JAMES: We had a calico Persian named Elly who loved to sit on top of my desk while I was writing and occasionally tap my keyboard. A quiet, “No, Elly,” usually worked. I was heartbroken when Elly went into renal failure (common in Persians and Himalayans) and we had to have her “put down.” Elly is memorialized as the cat character in Icarus Ascending. Our current housecats; Charlie, Larry (both Maine Coons) and Sammy (Persian); don’t get to my keyboard because I keep my office door closed—no spray bottle needed. Mind you, our Maine Coons are HUGE cats. In Threads, “LA Private Detectives Series, Book Two, the main character, Mike Hauser, has a red Maine Coon named Heathcliff. It’s to be hoped that Threads will be released sometime in late 2016—depending on whether that lazy bastard muse gets off his ass.
SANDERS: What is it about Los Angeles as a location that generates so much noir crime fiction? I mean, I know why New York, San Francisco, and Chicago do, but Los Angeles? Doesn't the sun shine there, like, all the time?

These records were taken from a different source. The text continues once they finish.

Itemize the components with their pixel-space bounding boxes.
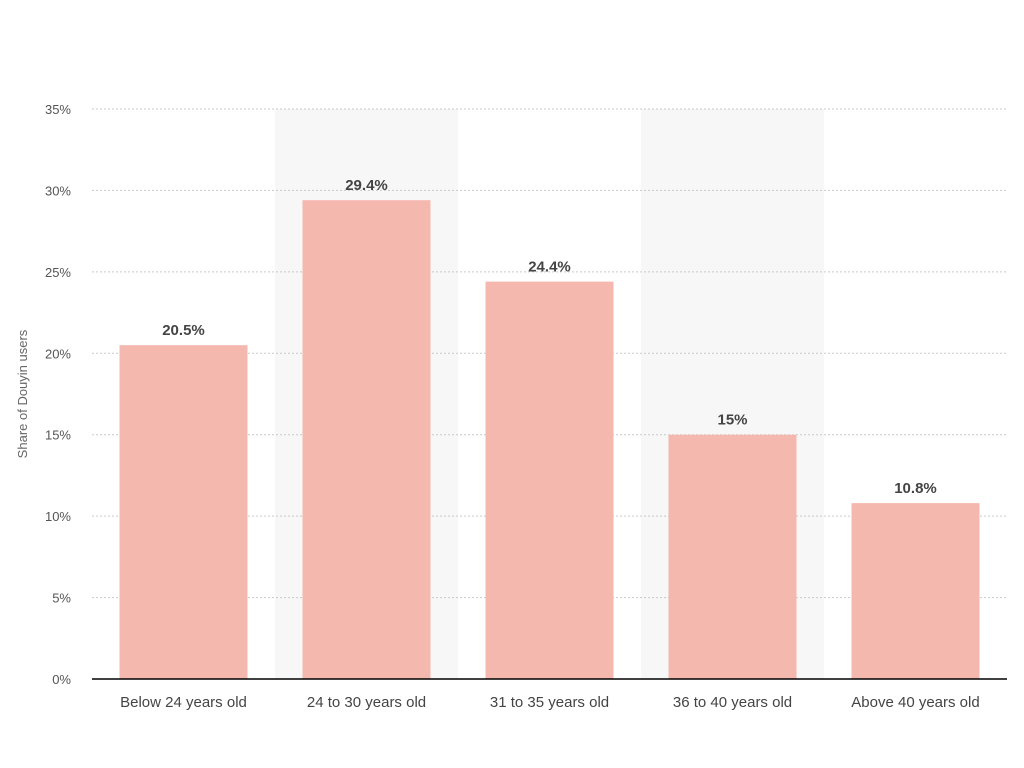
data-label: 29.4% xyxy=(345,177,388,194)
y-tick-label: 15% xyxy=(45,428,71,443)
x-tick-label: 31 to 35 years old xyxy=(490,694,609,711)
data-label: 15% xyxy=(717,412,747,429)
bar xyxy=(302,200,431,679)
y-tick-label: 35% xyxy=(45,102,71,117)
x-tick-label: Below 24 years old xyxy=(120,694,247,711)
y-tick-label: 5% xyxy=(52,591,71,606)
data-label: 20.5% xyxy=(162,322,205,339)
x-tick-label: 36 to 40 years old xyxy=(673,694,792,711)
x-tick-label: 24 to 30 years old xyxy=(307,694,426,711)
y-axis-label: Share of Douyin users xyxy=(15,329,30,458)
bar xyxy=(851,503,980,679)
data-label: 24.4% xyxy=(528,259,571,276)
data-label: 10.8% xyxy=(894,480,937,497)
x-axis-ticks: Below 24 years old 24 to 30 years old 31 t… xyxy=(120,694,980,711)
y-tick-label: 0% xyxy=(52,672,71,687)
bars xyxy=(119,200,980,679)
y-axis-ticks: 0% 5% 10% 15% 20% 25% 30% 35% xyxy=(45,102,71,687)
y-tick-label: 10% xyxy=(45,509,71,524)
y-tick-label: 30% xyxy=(45,183,71,198)
x-tick-label: Above 40 years old xyxy=(851,694,979,711)
y-tick-label: 25% xyxy=(45,265,71,280)
bar xyxy=(668,434,797,679)
y-tick-label: 20% xyxy=(45,346,71,361)
data-labels: 20.5% 29.4% 24.4% 15% 10.8% xyxy=(162,177,937,497)
bar xyxy=(119,345,248,679)
bar xyxy=(485,281,614,679)
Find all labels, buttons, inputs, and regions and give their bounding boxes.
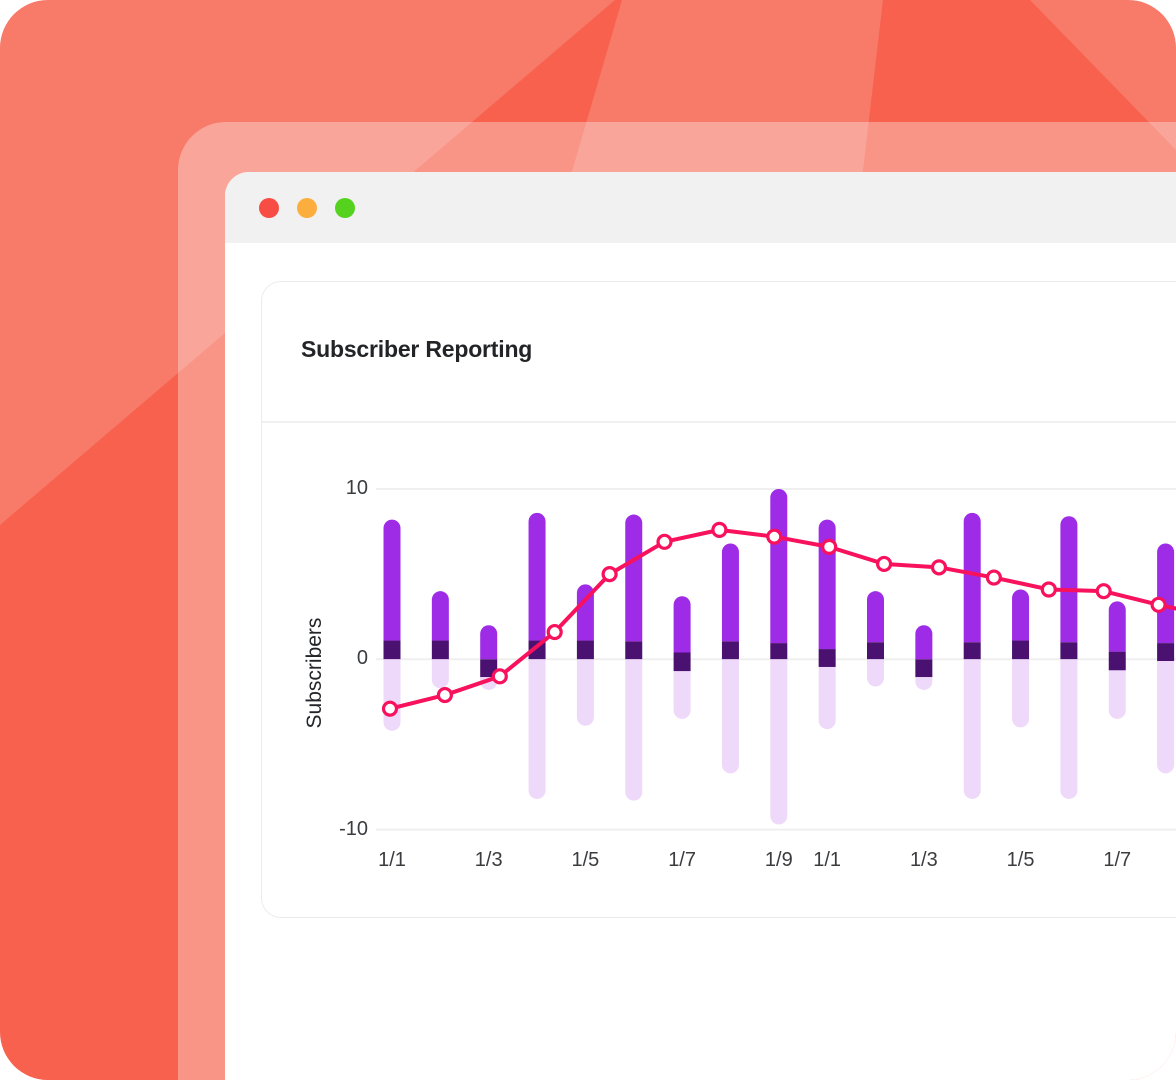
traffic-light-close-button[interactable] [259,197,279,218]
card-title: Subscriber Reporting [301,336,533,362]
traffic-light-zoom-button[interactable] [335,197,355,218]
window-titlebar [225,172,1176,243]
traffic-light-minimize-button[interactable] [297,197,317,218]
browser-window: Subscriber Reporting [225,172,1176,1080]
card-divider [262,421,1176,423]
report-card: Subscriber Reporting [261,281,1176,918]
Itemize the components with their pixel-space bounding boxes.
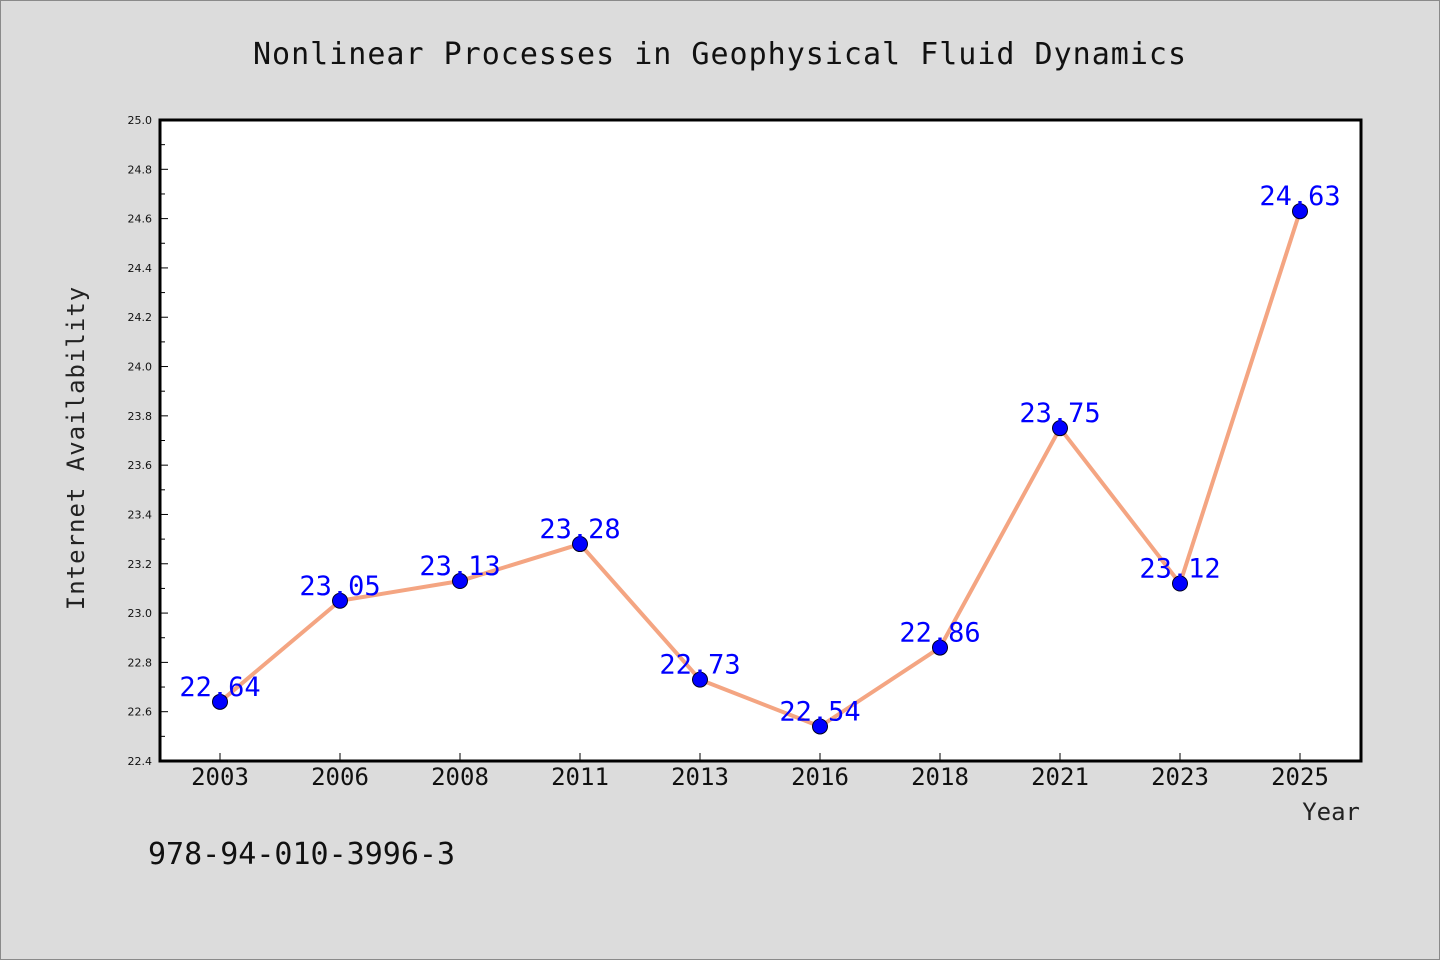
data-point (1292, 203, 1308, 220)
data-label: 23.75 (1019, 398, 1100, 429)
data-point (332, 592, 348, 609)
data-point (1052, 420, 1068, 437)
y-tick-label: 22.8 (128, 656, 153, 669)
x-tick-label: 2021 (1031, 763, 1089, 791)
x-tick-label: 2018 (911, 763, 969, 791)
data-point (932, 639, 948, 656)
plot-border (158, 118, 1363, 763)
x-axis-label: Year (1302, 798, 1360, 826)
y-axis-label: Internet Availability (62, 286, 90, 610)
chart-title: Nonlinear Processes in Geophysical Fluid… (253, 37, 1187, 72)
data-point (1172, 575, 1188, 592)
data-label: 23.05 (299, 571, 380, 602)
data-point (572, 536, 588, 553)
y-tick-label: 22.6 (128, 706, 153, 719)
x-tick-label: 2008 (431, 763, 489, 791)
y-tick-label: 24.8 (128, 163, 153, 176)
data-label: 22.86 (899, 618, 980, 649)
data-markers (212, 203, 1308, 735)
data-point (692, 671, 708, 688)
x-tick-label: 2016 (791, 763, 849, 791)
data-label: 23.13 (419, 551, 500, 582)
y-tick-label: 24.2 (128, 311, 153, 324)
x-tick-label: 2006 (311, 763, 369, 791)
x-axis: 2003 2006 2008 2011 2013 2016 2018 2021 2023 2025 (191, 753, 1329, 791)
isbn-text: 978-94-010-3996-3 (148, 837, 455, 872)
data-labels: 22.64 23.05 23.13 23.28 22.73 22.54 22.86 23.75… (179, 181, 1340, 727)
x-tick-label: 2025 (1271, 763, 1329, 791)
data-point (452, 573, 468, 590)
data-label: 22.73 (659, 650, 740, 681)
x-tick-label: 2013 (671, 763, 729, 791)
y-tick-label: 24.4 (128, 262, 153, 275)
y-tick-label: 23.4 (128, 508, 153, 521)
plot-area (160, 120, 1361, 761)
y-tick-label: 23.0 (128, 607, 153, 620)
data-label: 22.54 (779, 696, 860, 727)
y-tick-label: 25.0 (128, 114, 153, 127)
y-tick-label: 24.0 (128, 361, 153, 374)
y-tick-label: 23.2 (128, 558, 153, 571)
data-label: 24.63 (1259, 181, 1340, 212)
x-tick-label: 2011 (551, 763, 609, 791)
data-label: 23.12 (1139, 553, 1220, 584)
data-label: 23.28 (539, 514, 620, 545)
y-axis: 22.4 22.6 22.8 23.0 23.2 23.4 23.6 23.8 24.0 24.2… (128, 114, 168, 768)
y-tick-label: 22.4 (128, 755, 153, 768)
series-line-group (218, 209, 1302, 729)
data-point (212, 693, 228, 710)
data-point (812, 718, 828, 735)
y-tick-label: 24.6 (128, 213, 153, 226)
series-line (218, 209, 1302, 729)
y-tick-label: 23.6 (128, 459, 153, 472)
x-tick-label: 2023 (1151, 763, 1209, 791)
x-tick-label: 2003 (191, 763, 249, 791)
data-label: 22.64 (179, 672, 260, 703)
y-tick-label: 23.8 (128, 410, 153, 423)
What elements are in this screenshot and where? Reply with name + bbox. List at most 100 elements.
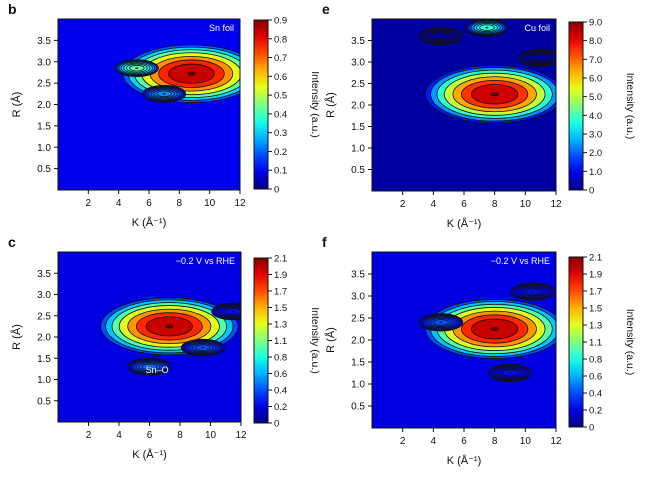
x-tick-label: 10: [204, 198, 216, 209]
inset-label: −0.2 V vs RHE: [491, 256, 550, 266]
y-tick-label: 2.0: [37, 333, 51, 344]
colorbar-tick-label: 0.5: [274, 91, 287, 102]
panel-letter: b: [8, 1, 17, 17]
data-peak: [127, 357, 172, 376]
colorbar-tick-label: 0.3: [274, 128, 287, 139]
x-tick-label: 6: [147, 430, 153, 441]
colorbar: 0 0.1 0.2 0.3 0.4 0.5 0.6 0.7 0.8 0.9 Intensity (a…: [253, 16, 321, 196]
colorbar-title: Intensity (a.u.): [309, 307, 321, 374]
y-tick-label: 0.5: [37, 164, 51, 175]
y-axis: 0.5 1.0 1.5 2.0 2.5 3.0 3.5: [37, 269, 58, 407]
colorbar-tick-label: 0: [589, 423, 594, 434]
panel-letter: c: [8, 234, 16, 250]
y-tick-label: 2.5: [351, 314, 365, 325]
x-axis: 2 4 6 8 10 12: [86, 190, 246, 209]
colorbar: 0 0.2 0.4 0.6 0.8 1.1 1.3 1.5 1.7 1.9 2.1 Intensity…: [253, 254, 321, 430]
annotation-label: Sn–O: [146, 365, 169, 375]
x-tick-label: 10: [520, 199, 532, 210]
panel-f: 2 4 6 8 10 12 0.5 1.0 1.5 2.0 2.5 3.0 3.5 K (Å⁻¹) R (Å…: [322, 234, 636, 467]
colorbar-title: Intensity (a.u.): [624, 73, 636, 140]
colorbar-tick-label: 0.6: [274, 369, 287, 380]
colorbar-tick-label: 5.0: [589, 92, 602, 103]
colorbar-tick-label: 4.0: [589, 111, 602, 122]
inset-label: Sn foil: [209, 23, 234, 33]
data-peak: [211, 302, 241, 321]
y-axis: 0.5 1.0 1.5 2.0 2.5 3.0 3.5: [351, 270, 372, 413]
y-tick-label: 2.5: [351, 79, 365, 90]
colorbar-tick-label: 1.5: [274, 303, 287, 314]
colorbar-tick-label: 8.0: [589, 36, 602, 47]
data-peak: [418, 313, 464, 332]
colorbar-tick-label: 1.3: [589, 321, 602, 332]
colorbar-gradient: [253, 19, 269, 190]
x-tick-label: 4: [116, 430, 122, 441]
y-tick-label: 1.5: [351, 358, 365, 369]
colorbar: 0 0.2 0.4 0.6 0.8 1.1 1.3 1.5 1.7 1.9 2.1 Intensity…: [568, 253, 636, 434]
x-tick-label: 2: [400, 436, 406, 447]
colorbar-tick-label: 1.1: [589, 338, 602, 349]
colorbar-tick-label: 9.0: [589, 18, 602, 29]
y-axis-title: R (Å): [10, 92, 23, 118]
y-tick-label: 3.0: [351, 58, 365, 69]
colorbar-tick-label: 1.7: [589, 287, 602, 298]
colorbar-tick-label: 1.3: [274, 320, 287, 331]
x-tick-label: 6: [461, 436, 467, 447]
y-tick-label: 0.5: [351, 165, 365, 176]
colorbar-tick-label: 0.8: [274, 34, 287, 45]
data-peak: [180, 338, 225, 357]
panel-letter: f: [322, 234, 327, 250]
colorbar-tick-label: 2.1: [589, 253, 602, 264]
colorbar-tick-label: 7.0: [589, 55, 602, 66]
y-tick-label: 2.5: [37, 79, 51, 90]
x-axis-title: K (Å⁻¹): [447, 454, 482, 467]
data-peak: [425, 299, 556, 359]
colorbar-tick-label: 3.0: [589, 130, 602, 141]
colorbar-title: Intensity (a.u.): [309, 71, 321, 138]
inset-label: −0.2 V vs RHE: [176, 256, 235, 266]
x-tick-label: 12: [234, 198, 246, 209]
y-axis-title: R (Å): [10, 324, 23, 350]
colorbar-tick-label: 0.7: [274, 53, 287, 64]
colorbar-tick-label: 1.7: [274, 287, 287, 298]
x-tick-label: 10: [520, 436, 532, 447]
panel-e: 2 4 6 8 10 12 0.5 1.0 1.5 2.0 2.5 3.0 3.5 K (Å⁻¹) R (Å…: [322, 1, 636, 230]
colorbar-tick-label: 2.1: [274, 254, 287, 265]
colorbar-tick-label: 0.6: [274, 72, 287, 83]
x-tick-label: 6: [146, 198, 152, 209]
y-tick-label: 2.0: [37, 100, 51, 111]
colorbar-tick-label: 0.4: [589, 389, 602, 400]
colorbar-tick-label: 0.6: [589, 372, 602, 383]
y-tick-label: 3.5: [37, 269, 51, 280]
y-tick-label: 1.5: [37, 354, 51, 365]
y-tick-label: 3.5: [351, 270, 365, 281]
colorbar-gradient: [568, 256, 584, 428]
colorbar: 0 1.0 2.0 3.0 4.0 5.0 6.0 7.0 8.0 9.0 Intensity (a…: [568, 18, 636, 197]
panel-c: 2 4 6 8 10 12 0.5 1.0 1.5 2.0 2.5 3.0 3.5 K (Å⁻¹) R (Å…: [8, 234, 321, 461]
y-tick-label: 2.0: [351, 101, 365, 112]
x-tick-label: 2: [86, 430, 92, 441]
y-tick-label: 1.0: [351, 144, 365, 155]
y-tick-label: 1.0: [351, 380, 365, 391]
y-tick-label: 2.5: [37, 311, 51, 322]
data-peak: [425, 64, 556, 124]
colorbar-title: Intensity (a.u.): [624, 309, 636, 376]
data-peak: [142, 84, 187, 103]
colorbar-tick-label: 0.4: [274, 109, 287, 120]
data-peak: [510, 282, 556, 301]
data-peak: [487, 363, 533, 383]
x-axis: 2 4 6 8 10 12: [400, 191, 562, 210]
y-tick-label: 0.5: [351, 402, 365, 413]
panel-letter: e: [322, 1, 330, 17]
colorbar-tick-label: 0.8: [589, 355, 602, 366]
data-peak: [418, 27, 464, 46]
colorbar-tick-label: 0.8: [274, 353, 287, 364]
y-tick-label: 3.0: [37, 57, 51, 68]
colorbar-tick-label: 0.9: [274, 16, 287, 27]
colorbar-tick-label: 0.4: [274, 386, 287, 397]
colorbar-gradient: [253, 257, 269, 424]
colorbar-tick-label: 0.2: [274, 402, 287, 413]
colorbar-tick-label: 1.1: [274, 336, 287, 347]
x-axis-title: K (Å⁻¹): [132, 216, 167, 229]
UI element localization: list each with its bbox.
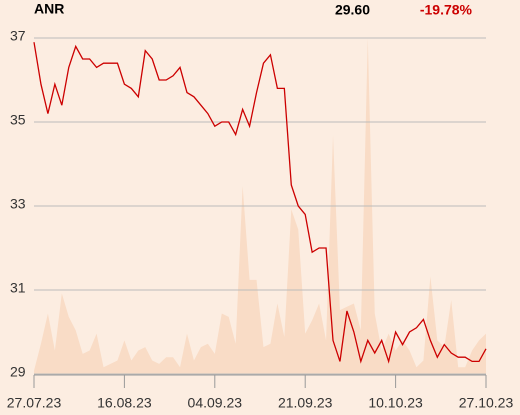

JAMES: I set my detective series in Los Angeles because my spouse and I lived there for over eight years, and we both love LA. I use the megalopolis as a setting because none of the crime noir I write can ever be too strange for the “City of Angels.” Yes, the sun shines there most days, although it often must filter through smog or is obscured by wildfire smoke. There’s an anecdote about a NYC playwright who spent a summer in LA while writing a screenplay. He’s in his hotel room, gets out of bed early one morning, opens the curtains and sees the sun shining, blue skies, and people walking around in shorts. It’s reputed he said, “Shit, just another goddamned beautiful day.”
SANDERS: How do you handle the internet vitriol published authors are hit with?
JAMES: I don’t handle it well. There are some who can write objective reviews. Unfortunately, these open-minded folks appear to be in the minority. I abhor the nitwits who don’t read a novel, either by “skimming” it or reading the first chapter, then having the chutzpah to score it “one,” and providing brilliant comments such as, “This book sucks,” or, “I don’t get it,” or “I don’t see what’s so great about this book.” The librarian of what I consider the worst site on the internet told me in writing, “We do not require our reviewers to read the books they’re scoring.” Isn’t that incredible. Some of these “reviewers” should be embarrassed having countless people reading their illiterate jottings. I do not give a flying fuck if they’re expressing their opinions, and they shouldn’t get all upset when I give them my opinions about their “reviews.” Over the years, I’ve read countless novels that weren’t for me. I keep my opinions to myself. I’ve never felt the need to trash and burn an author’s baby on the internet. I simply don’t recommend that novel to friends and I’ll hesitate buying anything else by that author. I’ve a quotation on internet vitriol an author friend sent me: “User comments alone have crushed many a genius. Do not read that shit! Those are people who are lonely and want to be heard, so they scream." I believe those words sum it up.